Gibraltar Ordered by EU to Recoup $114 Million Tax-Breaks
(Bloomberg) -- Gibraltar was ordered by European Union regulators to reclaim some 100 million euros ($114 million) in tax breaks that aimed to lure multinational firms to the British territory.
- The European Commission said Gibraltar’s corporate tax exemption rules for interest and royalties unfairly favored some multinational firms. It also judged illegal five tax rulings involving some income from Dutch partnerships.
- Gibraltar must now assess the precise amount that companies must repay to authorities.
- "Gibraltar gave unfair and selective tax benefits," EU Competition Commissioner Margrethe Vestager said in an emailed statement. "This preferential tax treatment is illegal"
- The decision ends a five-year probe into Gibraltar’s tax exemptions for interest, mainly from intra-group loans, and royalty income from 2011 and 2013. The EU also examined 165 tax rulings, saying the documents may not have enough information to ensure the companies were taxed in the same way as others based in the territory.
- "The exemption was designed to attract multinational companies to Gibraltar" by reducing the tax they had to pay, the commission said.
- The companies cited are: Ash (Gibraltar) One Ltd, Ash (Gibraltar) Two Ltd, Heidrick & Struggles (Gibraltar) Holdings Ltd, Heidrick & Struggles (Gibraltar) Ltd, and MJN Holdings (Gibraltar) Ltd.
- Gibraltar’s status after Britain quits the EU in March has been a bone of contention for leaders trying to agree Brexit terms. Gibraltar accused a previous EU commissioner, Spaniard Joaquin Almunia, of Spanish bias when he opened the probe into corporate-tax deals in the territory.
- Sweetheart tax deals that lure investment have also been a focus for EU Competition Commissioner Margrethe Vestager.

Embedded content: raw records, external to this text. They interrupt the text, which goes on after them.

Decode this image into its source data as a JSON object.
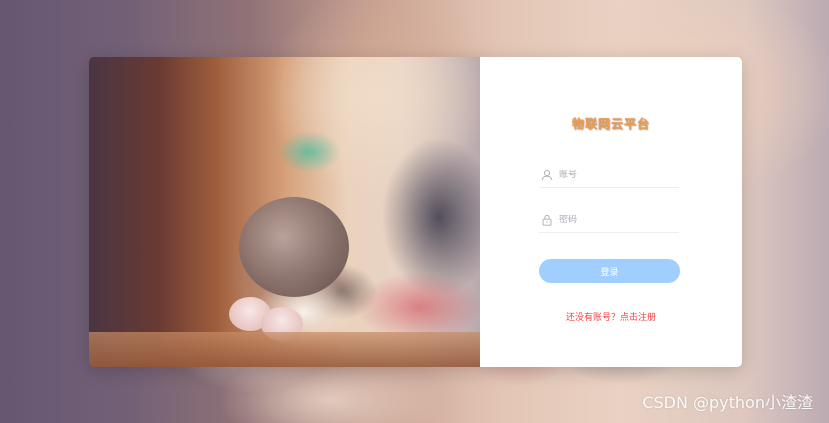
{
  "form": {
    "title": "物联网云平台",
    "account_placeholder": "账号",
    "password_placeholder": "密码",
    "login_label": "登录",
    "register_link": "还没有账号？点击注册"
  },
  "icons": {
    "account": "user-icon",
    "password": "lock-icon"
  },
  "colors": {
    "title": "#e6a05a",
    "login_button": "#a0cfff",
    "register_link": "#f04040"
  },
  "watermark": "CSDN @python小渣渣"
}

She ordered Apple Inc. to pay back billions of euros to Ireland two years ago and has also targeted Amazon.com Inc.’s deal with Luxembourg and an Ikea unit’s tax arrangements with the Netherlands.
- The EU still has to rule on a subsidy probe into British tax breaks which could lead to companies paying a combined bill of well over 1 billion pounds ($1.3 billion).
- Vestager has said it "is not a given" that she will manage to finalize that investigation before Brexit.
- Gibraltar Chief Minister Fabian Picardo said in a statement he was “absolutely delighted” by Wednesday’s announcement.
- “Although it is a negative decision, its effect is minor whilst at the same time it vindicates our view that there is nothing fundamentally unlawful or wrong with our Income Tax Act 2010,” he said.